アメリカの自動車産業が集中する「ラストベルト」と呼ばれる中西部の地域は、3年前の大統領選挙で激戦となった地域でもあり、有権者の支持をつなぎとめるため、自動車や関連部品の関税は譲歩できないいわば「聖域」となっていました。

一方で、日本からアメリカへの輸出額の3割以上を占める自動車分野の関税撤廃が含まれなければ、自由貿易協定をめぐるWTO=世界貿易機関のルールに違反するおそれもあります。

このため、今回の協定では「さらなる交渉による関税撤廃」という表現が盛り込まれましたが、具体的な期限などは示されず、今後の交渉の焦点となります。

コメ 無関税の輸入枠設けず

日本が最も重要な品目として交渉に臨んだ「コメ」については、現在の高い関税を維持したのに加えて、TPPで合意していた関税を課さない最大7万トンの輸入枠は設けないことになりました。

アメリカから輸入されるコメに対しては、現在の1キロ当たり341円という高い関税が維持されることになりました。

また、TPPでは、アメリカ向けに最大7万トンの関税を課さない輸入枠を設けることになっていましたが、今回の協定ではこの無関税の輸入枠は設けないことで合意しました。

この輸入枠の中には、「米粉」や「もち」などの加工品も含まれていましたが、新しい協定では、それらの品目についても無関税の輸入枠は設けないことになります。

日本にとってはアメリカから一定の譲歩を引き出した形で、義務的に輸入するコメやコメの加工品の量が少なく済むようになり、TPPよりも有利な内容で決着したと言えます。

牛肉 TPP水準に引き下げへ

日本がアメリカ産の牛肉に課している38.5%の関税は、TPPに参加するオーストラリアやカナダなどから輸入する場合と同じ水準まで引き下げられます。

今年度中に協定が発効すれば、26.6%に下がります。

その後も段階的に引き下げられ、最終的に2033年度には9%になります。

また、国内の畜産農家への影響を抑えるため、一定の数量を超えれば関税を緊急的に引き上げる「セーフガード」と呼ばれる措置が導入されます。

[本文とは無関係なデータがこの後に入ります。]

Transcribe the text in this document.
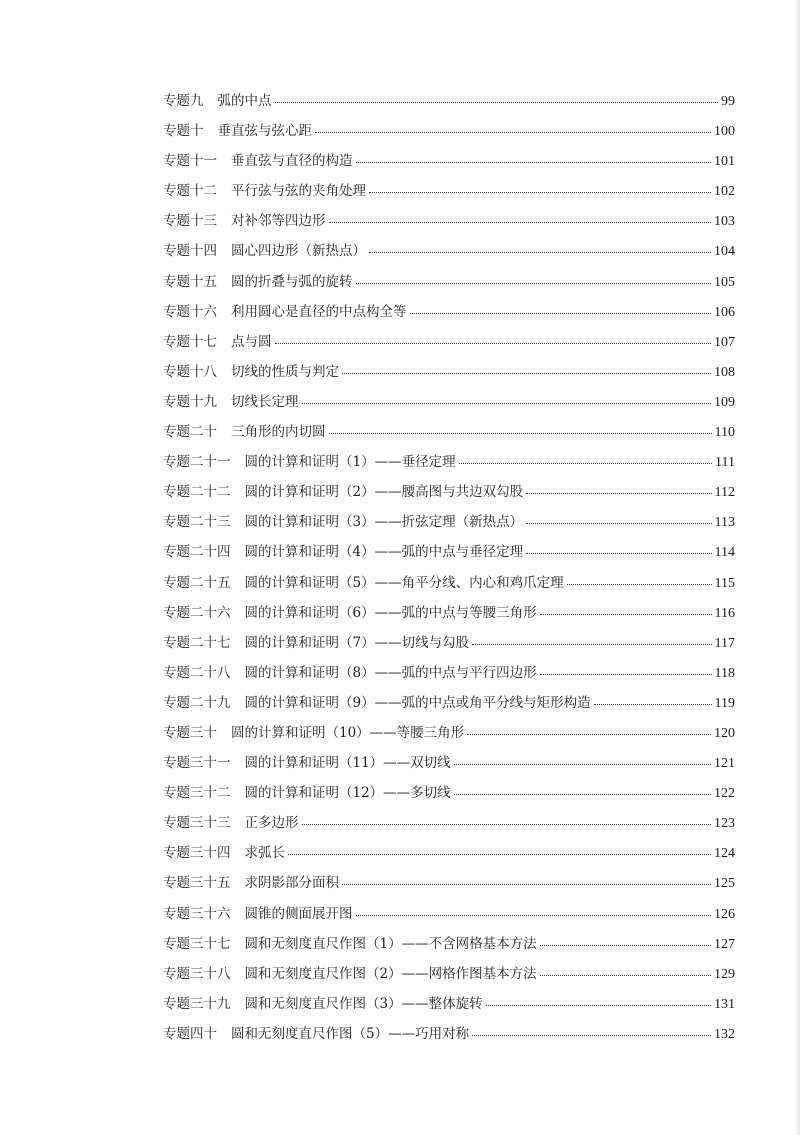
专题九 弧的中点	99
专题十 垂直弦与弦心距	100
专题十一 垂直弦与直径的构造	101
专题十二 平行弦与弦的夹角处理	102
专题十三 对补邻等四边形	103
专题十四 圆心四边形（新热点）	104
专题十五 圆的折叠与弧的旋转	105
专题十六 利用圆心是直径的中点构全等	106
专题十七 点与圆	107
专题十八 切线的性质与判定	108
专题十九 切线长定理	109
专题二十 三角形的内切圆	110
专题二十一 圆的计算和证明（1）——垂径定理	111
专题二十二 圆的计算和证明（2）——腰高图与共边双勾股	112
专题二十三 圆的计算和证明（3）——折弦定理（新热点）	113
专题二十四 圆的计算和证明（4）——弧的中点与垂径定理	114
专题二十五 圆的计算和证明（5）——角平分线、内心和鸡爪定理	115
专题二十六 圆的计算和证明（6）——弧的中点与等腰三角形	116
专题二十七 圆的计算和证明（7）——切线与勾股	117
专题二十八 圆的计算和证明（8）——弧的中点与平行四边形	118
专题二十九 圆的计算和证明（9）——弧的中点或角平分线与矩形构造	119
专题三十 圆的计算和证明（10）——等腰三角形	120
专题三十一 圆的计算和证明（11）——双切线	121
专题三十二 圆的计算和证明（12）——多切线	122
专题三十三 正多边形	123
专题三十四 求弧长	124
专题三十五 求阴影部分面积	125
专题三十六 圆锥的侧面展开图	126
专题三十七 圆和无刻度直尺作图（1）——不含网格基本方法	127
专题三十八 圆和无刻度直尺作图（2）——网格作图基本方法	129
专题三十九 圆和无刻度直尺作图（3）——整体旋转	131
专题四十 圆和无刻度直尺作图（5）——巧用对称	132
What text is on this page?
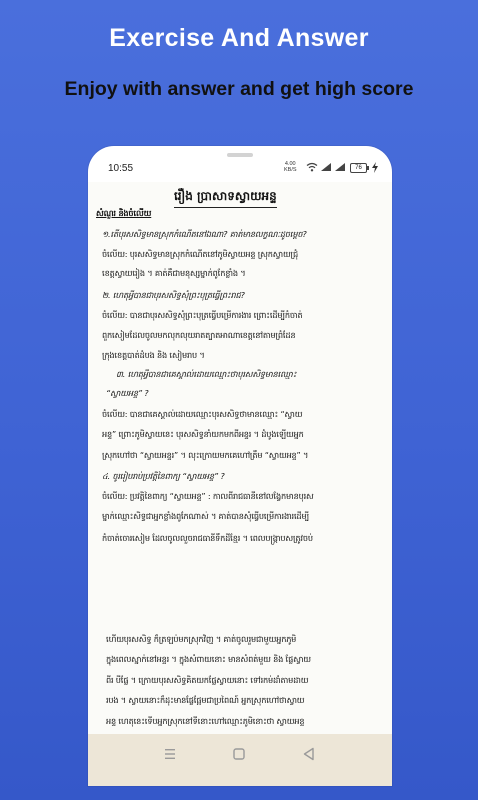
Exercise And Answer
Enjoy with answer and get high score
10:55	4.00
KB/S	76
រឿង ប្រាសាទស្វាយអន្ទ
សំណួរ និងចំលើយ
១.តើបុរសសិទ្ធមានស្រុកកំណើតនៅឯណា? គាត់មានលក្ខណៈដូចម្ដេច?
ចំលើយ: បុរសសិទ្ធមានស្រុកកំណើតនៅភូមិស្វាយអន្ទ ស្រុកស្វាយជ្រុំ
ខេត្តស្វាយរៀង ។ គាត់គឺជាមនុស្សម្នាក់ពូកែខ្លាំង ។
២. ហេតុអ្វីបានជាបុរសសិទ្ធសុំព្រះបុត្រធ្វើព្រះរាជ?
ចំលើយ: បានជាបុរសសិទ្ធសុំព្រះបុត្រធ្វើបម្រើការងារ ព្រោះដើម្បីកំចាត់
ពួកសៀមដែលចូលមកលុកលុយរាតត្បាតអាណាខេត្តនៅតាមព្រំដែន
ក្រុងខេត្តបាត់ដំបង និង សៀមរាប ។
៣. ហេតុអ្វីបានជាគេស្គាល់ដោយឈ្មោះថាបុរសសិទ្ធមានឈ្មោះ
“ស្វាយអន្ទ” ?
ចំលើយ: បានជាគេស្គាល់ដោយឈ្មោះបុរសសិទ្ធថាមានឈ្មោះ “ស្វាយ
អន្ទ” ព្រោះភូមិស្វាយនេះ បុរសសិទ្ធនាំយកមកពីអន្ទរ ។ ដំបូងឡើយអ្នក
ស្រុកហៅថា “ស្វាយអន្ទរ” ។ លុះក្រោយមកគេហៅត្រឹម “ស្វាយអន្ទ” ។
៤. ចូររៀបរាប់ប្រវត្តិនៃពាក្យ “ស្វាយអន្ទ” ?
ចំលើយ: ប្រវត្តិនៃពាក្យ “ស្វាយអន្ទ” : កាលពីរាជធានីនៅលង្វែកមានបុរស
ម្នាក់ឈ្មោះសិទ្ធជាអ្នកខ្លាំងពូកែណាស់ ។ គាត់បានសុំធ្វើបម្រើការងារដើម្បី
កំចាត់ចោរសៀម ដែលចូលលួចរាជធានីទឹកដីខ្មែរ ។ ពេលបង្ក្រាបសត្រូវចប់
ហើយបុរសសិទ្ធ ក៏ត្រឡប់មកស្រុកវិញ ។ គាត់ចូលរួមជាមួយអ្នកភូមិ
ក្នុងពេលស្នាក់នៅអន្ទរ ។ ក្នុងសំពាយនោះ មានសំពត់មួយ និង ផ្លែស្វាយ
ពីរ បីផ្លែ ។ ក្រោយបុរសសិទ្ធគិតយកផ្លែស្វាយនោះ ទៅរកម់ដាំតាមដាយ
របង ។ ស្វាយនោះក៏ដុះមានផ្លែផ្អែមជាប្រពៃណ៍ អ្នកស្រុកហៅថាស្វាយ
អន្ទ ហេតុនេះទើបអ្នកស្រុកនៅទីនោះហៅឈ្មោះភូមិនោះថា ស្វាយអន្ទ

協定の発効1年目でアメリカ産牛肉の輸入量が24万2000トンを超えた場合関税を現在の水準である38.5%まで戻し、年度末まで維持されます。

その後、セーフガードを発動する基準となる輸入量は年度ごとに増えていくとともに、引き上げられる関税の水準は段階的に下がっていきます。

牛肉のセーフガードをめぐってはTPPで発動する基準となる輸入量を現在はおよそ60万トンと定めていますが、これとは別に今回アメリカのみを対象とした発動基準を定めたことから、日本としては発動基準となる輸入量が全体として増えないよう、TPP参加国と再協議を行いたいとしています。

アメリカ産の牛肉は、先に発効したTPPによってオーストラリア産やカナダ産などと比べて高い関税が課せられる形となり、アメリカ側は日本に対して早期の関税引き下げを強く求めていました。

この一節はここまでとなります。